“Is observability just monitoring with another name?”
“Observability: we changed the word because developers don’t like monitoring.”
There’s been a lot of hilarious snark about this lately. Which is great, who doesn’t love A+ snark? Figured I’d take the time to answer, at least once.
Yes, in practice, the tools and practices for monitoring vs observability will overlap a whole lot … for now. But philosophically there are some subtle distinctions, and these are only going to grow over time.*
“Monitoring”, to anyone who’s been in the game a while, carries certain connotations that observability repudiates. It suggests that you first build a system, then “monitor” it for known problems. You write Nagios checks to verify that a bunch of things are within known good-ish thresholds. You build dashboards with Graphite or Ganglia to group sets of useful graphs. All of these are terrific tools for understanding the known-unknowns about your system.
But what happens when you’re experiencing a serious problem .. but you didn’t know for hours, until it trickled up to you from user reports? What happens when users are complaining, but your dashboards are all green? What happens when something new happens and you don’t know where to start looking? In other words, how do you deal with unknown-unknowns?
Known-unknowns are (relatively) easy (or at least the paths are well-trodden). Unknown-unknowns are hard.
But here’s the thing: in distributed systems, or in any mature, complex application of scale built by good engineers … the majority of your questions trend towards the unknown-unknown.
Debugging distributed systems looks like a long, skinny tail of almost-impossible things rarely happening. You can’t predict them all; you shouldn’t even try. You should focus your energy on instrumentation, resilience to failure, and making it fast and safe to deploy and roll back (via automated canaries, gradual rollouts, feature flags, etc).

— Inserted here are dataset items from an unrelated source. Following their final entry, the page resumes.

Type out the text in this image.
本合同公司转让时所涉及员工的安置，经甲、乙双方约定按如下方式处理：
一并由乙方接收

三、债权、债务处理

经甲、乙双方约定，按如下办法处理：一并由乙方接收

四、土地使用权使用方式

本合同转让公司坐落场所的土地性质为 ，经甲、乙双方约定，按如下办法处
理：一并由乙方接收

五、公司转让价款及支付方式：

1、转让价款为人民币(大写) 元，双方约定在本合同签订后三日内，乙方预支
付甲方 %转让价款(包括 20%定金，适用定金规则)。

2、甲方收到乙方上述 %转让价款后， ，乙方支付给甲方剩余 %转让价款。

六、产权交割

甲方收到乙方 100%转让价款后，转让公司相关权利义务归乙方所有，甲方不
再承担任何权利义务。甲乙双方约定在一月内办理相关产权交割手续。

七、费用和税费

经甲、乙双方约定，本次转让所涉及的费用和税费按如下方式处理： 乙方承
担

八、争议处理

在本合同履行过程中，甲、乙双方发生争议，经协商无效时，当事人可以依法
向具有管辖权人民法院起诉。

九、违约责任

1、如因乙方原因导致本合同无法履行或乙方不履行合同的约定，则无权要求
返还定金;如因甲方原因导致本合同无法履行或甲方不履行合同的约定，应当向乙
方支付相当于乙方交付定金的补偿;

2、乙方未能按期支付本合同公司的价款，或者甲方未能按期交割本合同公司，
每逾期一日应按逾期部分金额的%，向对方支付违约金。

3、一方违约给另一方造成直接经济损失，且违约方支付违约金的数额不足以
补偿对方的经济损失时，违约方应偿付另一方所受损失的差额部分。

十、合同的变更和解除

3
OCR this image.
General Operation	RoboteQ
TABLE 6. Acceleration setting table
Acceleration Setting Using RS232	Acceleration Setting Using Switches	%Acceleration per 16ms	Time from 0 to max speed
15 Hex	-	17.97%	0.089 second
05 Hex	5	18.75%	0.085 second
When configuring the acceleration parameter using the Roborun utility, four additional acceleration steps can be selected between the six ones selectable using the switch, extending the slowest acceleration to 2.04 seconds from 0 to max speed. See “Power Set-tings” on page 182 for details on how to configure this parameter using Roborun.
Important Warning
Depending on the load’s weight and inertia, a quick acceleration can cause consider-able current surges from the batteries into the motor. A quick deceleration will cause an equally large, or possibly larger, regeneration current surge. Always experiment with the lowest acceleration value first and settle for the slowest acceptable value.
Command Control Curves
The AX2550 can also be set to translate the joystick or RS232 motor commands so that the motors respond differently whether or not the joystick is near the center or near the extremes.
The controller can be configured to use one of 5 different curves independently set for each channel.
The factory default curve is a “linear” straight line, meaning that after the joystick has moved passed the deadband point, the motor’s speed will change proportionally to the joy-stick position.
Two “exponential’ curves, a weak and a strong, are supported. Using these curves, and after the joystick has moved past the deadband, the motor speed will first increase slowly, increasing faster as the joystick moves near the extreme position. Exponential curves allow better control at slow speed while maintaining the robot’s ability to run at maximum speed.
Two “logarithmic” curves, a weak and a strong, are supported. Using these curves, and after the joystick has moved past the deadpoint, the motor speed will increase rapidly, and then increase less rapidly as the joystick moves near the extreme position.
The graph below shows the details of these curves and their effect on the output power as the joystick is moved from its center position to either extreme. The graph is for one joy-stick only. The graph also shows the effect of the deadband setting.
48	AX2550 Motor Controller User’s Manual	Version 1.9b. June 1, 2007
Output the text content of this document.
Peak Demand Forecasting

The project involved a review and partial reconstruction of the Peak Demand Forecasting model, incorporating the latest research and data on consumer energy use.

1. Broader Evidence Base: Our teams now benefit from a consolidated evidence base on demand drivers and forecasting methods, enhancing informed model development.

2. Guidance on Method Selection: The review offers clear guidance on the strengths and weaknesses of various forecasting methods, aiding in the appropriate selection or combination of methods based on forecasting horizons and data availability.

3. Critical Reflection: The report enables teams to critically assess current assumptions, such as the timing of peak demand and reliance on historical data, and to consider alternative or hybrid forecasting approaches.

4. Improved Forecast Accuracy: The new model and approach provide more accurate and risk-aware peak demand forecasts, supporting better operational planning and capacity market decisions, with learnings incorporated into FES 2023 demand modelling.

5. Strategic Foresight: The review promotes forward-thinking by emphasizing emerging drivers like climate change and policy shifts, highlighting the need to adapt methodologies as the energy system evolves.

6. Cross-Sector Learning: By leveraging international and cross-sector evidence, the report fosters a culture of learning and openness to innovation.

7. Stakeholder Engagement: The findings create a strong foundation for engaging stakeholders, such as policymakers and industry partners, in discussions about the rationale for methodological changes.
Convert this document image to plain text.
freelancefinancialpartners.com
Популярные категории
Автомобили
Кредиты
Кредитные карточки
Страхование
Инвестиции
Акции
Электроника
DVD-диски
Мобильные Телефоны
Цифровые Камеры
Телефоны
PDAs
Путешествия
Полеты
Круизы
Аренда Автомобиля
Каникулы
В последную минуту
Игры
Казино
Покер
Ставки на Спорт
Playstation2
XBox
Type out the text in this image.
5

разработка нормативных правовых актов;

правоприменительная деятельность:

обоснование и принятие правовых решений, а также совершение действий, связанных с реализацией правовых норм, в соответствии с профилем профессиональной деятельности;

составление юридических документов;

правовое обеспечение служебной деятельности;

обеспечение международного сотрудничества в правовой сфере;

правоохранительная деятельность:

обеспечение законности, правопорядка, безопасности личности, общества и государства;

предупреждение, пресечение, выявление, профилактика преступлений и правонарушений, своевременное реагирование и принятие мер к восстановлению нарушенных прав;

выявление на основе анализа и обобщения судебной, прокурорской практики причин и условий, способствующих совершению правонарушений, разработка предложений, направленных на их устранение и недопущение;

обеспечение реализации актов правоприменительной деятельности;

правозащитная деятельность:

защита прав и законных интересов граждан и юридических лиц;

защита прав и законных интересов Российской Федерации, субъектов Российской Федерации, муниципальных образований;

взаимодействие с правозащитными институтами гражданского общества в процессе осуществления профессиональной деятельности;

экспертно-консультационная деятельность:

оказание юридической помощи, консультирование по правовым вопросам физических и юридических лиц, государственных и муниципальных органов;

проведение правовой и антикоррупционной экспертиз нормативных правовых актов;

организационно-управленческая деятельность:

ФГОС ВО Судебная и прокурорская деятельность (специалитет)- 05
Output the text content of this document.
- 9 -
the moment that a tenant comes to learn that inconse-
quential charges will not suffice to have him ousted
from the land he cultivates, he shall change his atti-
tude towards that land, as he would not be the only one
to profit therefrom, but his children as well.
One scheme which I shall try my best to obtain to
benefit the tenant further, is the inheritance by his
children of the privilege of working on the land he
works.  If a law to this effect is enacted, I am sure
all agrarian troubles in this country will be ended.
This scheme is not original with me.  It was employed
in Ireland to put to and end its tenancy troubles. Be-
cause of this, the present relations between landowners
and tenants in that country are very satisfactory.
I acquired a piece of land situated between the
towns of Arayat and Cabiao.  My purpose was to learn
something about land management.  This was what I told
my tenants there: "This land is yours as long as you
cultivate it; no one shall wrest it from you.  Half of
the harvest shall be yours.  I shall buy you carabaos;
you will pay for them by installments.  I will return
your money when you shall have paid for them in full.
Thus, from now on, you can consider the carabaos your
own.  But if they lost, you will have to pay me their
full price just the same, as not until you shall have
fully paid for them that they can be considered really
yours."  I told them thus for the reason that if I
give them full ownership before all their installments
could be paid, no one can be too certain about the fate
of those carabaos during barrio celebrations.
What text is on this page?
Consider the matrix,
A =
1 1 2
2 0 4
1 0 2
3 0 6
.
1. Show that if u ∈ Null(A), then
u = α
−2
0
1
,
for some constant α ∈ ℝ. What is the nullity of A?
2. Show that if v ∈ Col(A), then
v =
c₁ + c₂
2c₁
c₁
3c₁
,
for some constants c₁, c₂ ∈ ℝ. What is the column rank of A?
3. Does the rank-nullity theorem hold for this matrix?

The same goes for large apps that have been in production a while. No good engineering team should be getting a sustained barrage of pages for problems they can immediately identify. If you know how to fix something, you should fix it so it doesn’t page you. Fix the bug, auto-remediate the problem, or hell–just disable paging alerts in off-hours and make the system resilient enough to wait ‘til morning. (Please!)
In the end, the result is the same: engineering teams should mostly get paged only about novel and undiagnosed issues. Which means debugging unknown-unknowns is more and more critical.
You can’t predict what information you’re going to need to know to answer a question you also couldn’t predict. So you should gather absolutely as much context as possible, all the time. Any API request that enters your system can legitimately generate 50-100 events over its lifetime, so you’ll need to sample heavily. (See our sampling docs for more best practices.)
“Observability” is a term that comes from control theory. From Wikipedia:
“In control theory, observability is a measure of how well internal states of a system can be inferred from knowledge of its external outputs. The observability and controllability of a system are mathematical duals.”
In ordinary English, what this means is that you have the instrumentation you need to understand what’s happening in your software. Observability focuses on the development of the application, and the rich instrumentation you need, not to poll and monitor it for thresholds or defined health checks, but to ask any arbitrary question about how the software works.
An observable system is one you can fully interrogate. Given a pile of millions of needles, one or two of which have problems, can you slice and dice and sort finely enough to quickly locate literally any given needle?
Monitoring is great. We’re big fans. But it’s not what we’re trying to build here.
(Historical side note: we first adopted the term because companies like Netflix, Twitter, etc tend to use “observability” internally. Lots of our users sign up for Honeycomb because they desperately miss the kind of tooling they used to have at their $bigco job, so the association was useful.)
* Could you say that observability is a subset of monitoring? Sure, you could! But what term would you use for older-style thresholds-and-canned-dashboards? I’m stumped on that point, so I’ve been calling it “monitoring”. If you have a better term, please share!)